The 39-year-old MP undermined Mr Clegg’s pitch for the 2015 election, at which the Liberal Democrats will promise a “fairer society” as well as a “stronger economy” and argue that they have diluted the “nasty party” agenda of the Conservatives inside the Coalition.

Ms Teather said she felt “frustrated and disappointed” and that “something broke” inside her when the Lib Dems backed the £26,000-a-year welfare cap for families. She became “catastrophically depressed” and “utterly desolate” when Mr Clegg announced that some immigrants would need to pay a £1,000 bond when making a visa application.

She is one of only seven women among the Lib Dems’ 57 MPs. A strong grassroots campaigner, she won a Brent seat from Labour in a surprise by-election victory 10 years ago. When Mr Clegg sacked her as Schools Minister last year, the Lib Dem said she intended to focus on retaining her marginal seat but has become increasingly disillusioned with the Coalition while on the backbenches. Labour figures suggested she is quitting because Labour will win her Brent Central seat, where her majority is 1,345, at the 2015 election.

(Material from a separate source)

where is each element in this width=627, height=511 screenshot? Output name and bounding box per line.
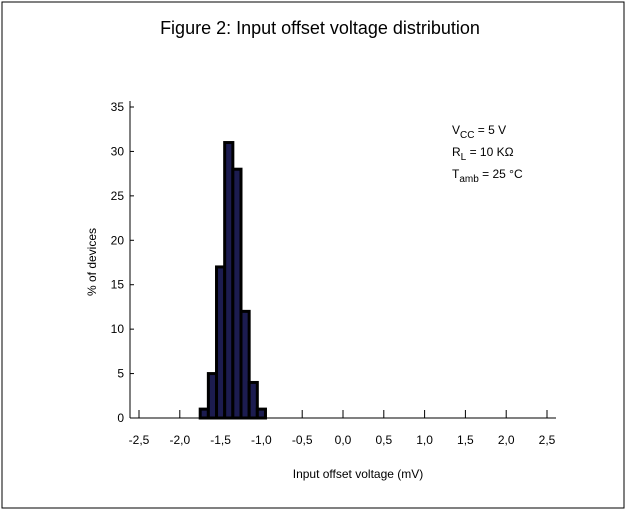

Her decision to stand down at the election was announced ahead of the Lib Dems’ annual conference in Glasgow, which begins on Saturday. It will encourage grassroots members to voice similar concerns about the Lib Dems’ performance in government.

Gareth Epps, co-chairman of the Social Liberal Forum, said on Sunday: “This is a serious blow to the party’s leadership which has so few female role models, at a time when it has taken a confrontational stance towards activists, and on the eve of what will be a challenging conference. It is a sign of the depth to which the party feels it is not being listened to; it is a warning that this has to rapidly change; and that a hectoring approach will result either in a smaller party, open warfare – or both.”

Nick Clegg will admit on Monday he is a “disappointed” by Ms Teather’s decision. Sir Menzies Campbell, the Lib Dems’ former leader, said: “Coalition is not for the faint hearted."

A Lib Dem spokesman said: “We have a proud record in Government, including investing billions more in schools to help the poorest children. Sarah was a part of this when she served as a minister in the Coalition, as well as playing a key role in ending Labour's disgraceful policy of locking up children for immigration purposes."

Ms Teather told The Observer: “When I joined the party I had this really strong instinct that it was the party of social justice and liberalism. It was the only party that operated in that space.” While stressing her respect for Mr Clegg, she also accused him of tailoring policies on immigration and welfare in “pursuit of the latest [opinion] poll rather than what is right and wrong.”

As a minister, she admitted she was campaigning against the Coalition’s welfare policies while being bound by them. “It was making me exhausted. I was spending many hours worrying about how to balance fighting for what I believed in and being true to the stuff that took me into politics, while not being disloyal to my colleagues,” she said.